Bir çocuk düşünün, gözünün önünde insanlar öldürülüyor, evler yıkılıyor ve kaçıyorsun ama neden olduğunu bilmeden sadece size söylenen savaştır. Gözünüzde çok yükseklerde duran babanızın çaresizliğini anlayamazsın. Sonra o çocuk büyür ve ona barışı anlatamazsınız, sevmeyi, öğretemezsiniz. O artık farklı bir çocuk olacaktır.
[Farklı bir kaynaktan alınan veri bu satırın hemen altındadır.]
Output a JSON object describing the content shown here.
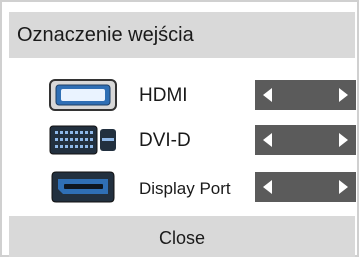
{
  "title": "Oznaczenie wejścia",
  "inputs": [
    {
      "label": "HDMI",
      "icon": "hdmi-port-icon"
    },
    {
      "label": "DVI-D",
      "icon": "dvi-port-icon"
    },
    {
      "label": "Display Port",
      "icon": "displayport-port-icon"
    }
  ],
  "selector_icons": {
    "left": "arrow-left-icon",
    "right": "arrow-right-icon"
  },
  "close_label": "Close",
  "colors": {
    "header_bg": "#d9d9d9",
    "selector_bg": "#5b5b5b",
    "port_blue": "#2f6fb5",
    "port_dark": "#22303f"
  }
}
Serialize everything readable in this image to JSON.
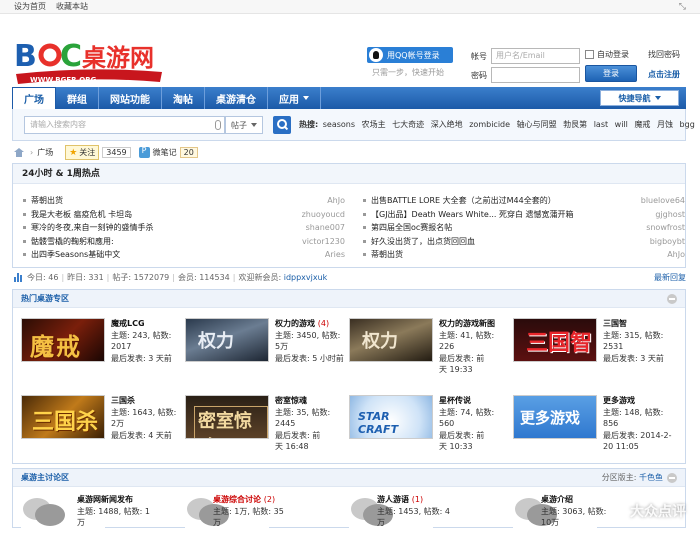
{
  "topbar": {
    "set_home": "设为首页",
    "bookmark": "收藏本站"
  },
  "logo": {
    "text": "BGC桌游网",
    "url": "WWW.BGER.ORG"
  },
  "login": {
    "qq_button": "用QQ帐号登录",
    "one_step": "只需一步，快速开始",
    "account_label": "帐号",
    "account_placeholder": "用户名/Email",
    "password_label": "密码",
    "auto_login": "自动登录",
    "find_password": "找回密码",
    "login_button": "登录",
    "register": "点击注册"
  },
  "nav": {
    "items": [
      "广场",
      "群组",
      "网站功能",
      "淘帖",
      "桌游清仓",
      "应用"
    ],
    "quick_nav": "快捷导航"
  },
  "search": {
    "placeholder": "请输入搜索内容",
    "type": "帖子",
    "hot_label": "热搜:",
    "hot_words": [
      "seasons",
      "农场主",
      "七大奇迹",
      "深入绝地",
      "zombicide",
      "轴心与同盟",
      "勃艮第",
      "last",
      "will",
      "魔戒",
      "月蚀",
      "bgg"
    ]
  },
  "crumbs": {
    "location": "广场",
    "follow": "关注",
    "follow_count": "3459",
    "note": "微笔记",
    "note_count": "20"
  },
  "hot": {
    "title": "24小时 & 1周热点",
    "left": [
      {
        "title": "蒂朝出货",
        "user": "AhJo"
      },
      {
        "title": "我是大老板 瘟疫危机 卡坦岛",
        "user": "zhuoyoucd"
      },
      {
        "title": "寒冷的冬夜,来自一刻钟的盛情手杀",
        "user": "shane007"
      },
      {
        "title": "骷髅雪橇的鞠躬和應用:",
        "user": "victor1230"
      },
      {
        "title": "出四季Seasons基础中文",
        "user": "Aries"
      }
    ],
    "right": [
      {
        "title": "出售BATTLE LORE 大全套（之前出过M44全套的）",
        "user": "bluelove64"
      },
      {
        "title": "【GJ出品】Death Wears White... 死穿白 遗憾宽蒲开箱",
        "user": "gjghost"
      },
      {
        "title": "第四届全国oc赛报名帖",
        "user": "snowfrost"
      },
      {
        "title": "好久没出货了，出点货回回血",
        "user": "bigboybt"
      },
      {
        "title": "蒂朝出货",
        "user": "AhJo"
      }
    ]
  },
  "stats": {
    "today_label": "今日:",
    "today": "46",
    "yesterday_label": "昨日:",
    "yesterday": "331",
    "posts_label": "帖子:",
    "posts": "1572079",
    "members_label": "会员:",
    "members": "114534",
    "welcome_label": "欢迎新会员:",
    "new_member": "idppxvjxuk",
    "latest": "最新回复"
  },
  "zone1": {
    "title": "热门桌游专区",
    "forums": [
      {
        "thumb": "魔戒",
        "name": "魔戒LCG",
        "hot": "",
        "l1": "主题: 243, 帖数:",
        "l2": "2017",
        "l3": "最后发表: 3 天前",
        "l4": ""
      },
      {
        "thumb": "权力",
        "name": "权力的游戏",
        "hot": "(4)",
        "l1": "主题: 3450, 帖数:",
        "l2": "5万",
        "l3": "最后发表: 5 小时前",
        "l4": ""
      },
      {
        "thumb": "权力",
        "name": "权力的游戏新图",
        "hot": "",
        "l1": "主题: 41, 帖数:",
        "l2": "226",
        "l3": "最后发表: 前",
        "l4": "天 19:33"
      },
      {
        "thumb": "三国智",
        "name": "三国智",
        "hot": "",
        "l1": "主题: 315, 帖数:",
        "l2": "2531",
        "l3": "最后发表: 3 天前",
        "l4": ""
      },
      {
        "thumb": "三国杀",
        "name": "三国杀",
        "hot": "",
        "l1": "主题: 1643, 帖数:",
        "l2": "2万",
        "l3": "最后发表: 4 天前",
        "l4": ""
      },
      {
        "thumb": "密室惊魂",
        "name": "密室惊魂",
        "hot": "",
        "l1": "主题: 35, 帖数:",
        "l2": "2445",
        "l3": "最后发表: 前",
        "l4": "天 16:48"
      },
      {
        "thumb": "STAR CRAFT",
        "name": "星杯传说",
        "hot": "",
        "l1": "主题: 74, 帖数:",
        "l2": "560",
        "l3": "最后发表: 前",
        "l4": "天 10:33"
      },
      {
        "thumb": "更多游戏",
        "name": "更多游戏",
        "hot": "",
        "l1": "主题: 148, 帖数:",
        "l2": "856",
        "l3": "最后发表: 2014-2-",
        "l4": "20 11:05"
      }
    ]
  },
  "zone2": {
    "title": "桌游主讨论区",
    "mods_label": "分区版主:",
    "mods": "千色鱼",
    "forums": [
      {
        "name": "桌游网新闻发布",
        "hot": "",
        "l1": "主题: 1488, 帖数: 1万"
      },
      {
        "name": "桌游综合讨论",
        "hot": "(2)",
        "l1": "主题: 1万, 帖数: 35万"
      },
      {
        "name": "游人游语",
        "hot": "(1)",
        "l1": "主题: 1453, 帖数: 4万"
      },
      {
        "name": "桌游介绍",
        "hot": "",
        "l1": "主题: 3063, 帖数: 10万"
      }
    ]
  },
  "watermark": "大众点评"
}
Soner Yalçın “Savaş bulduğu ülkeyi hiç bırakmaz” diyor ya haklı savaş bırakmaz bıraksa da arkasında öyle yaralar bırakır ki o yaraları sarmak için ömür yetmez. Savaşın mantığı yoktur.
Şehitler, kadınlar, çocuklar, kan ve gözyaşı, kaybedeni olmayan, savaşın özeti bana göre bu. Fazla uzağa gitmeye gerek yok Bosna savaşında altmış bin civarında kadına tecavüz edilmiş, üç bin civarında da erkek ve erkek çocuğu ayni duruma maruz kalmış. Her zaman savaşın en mağdurları kadınlar ve çocuklardır.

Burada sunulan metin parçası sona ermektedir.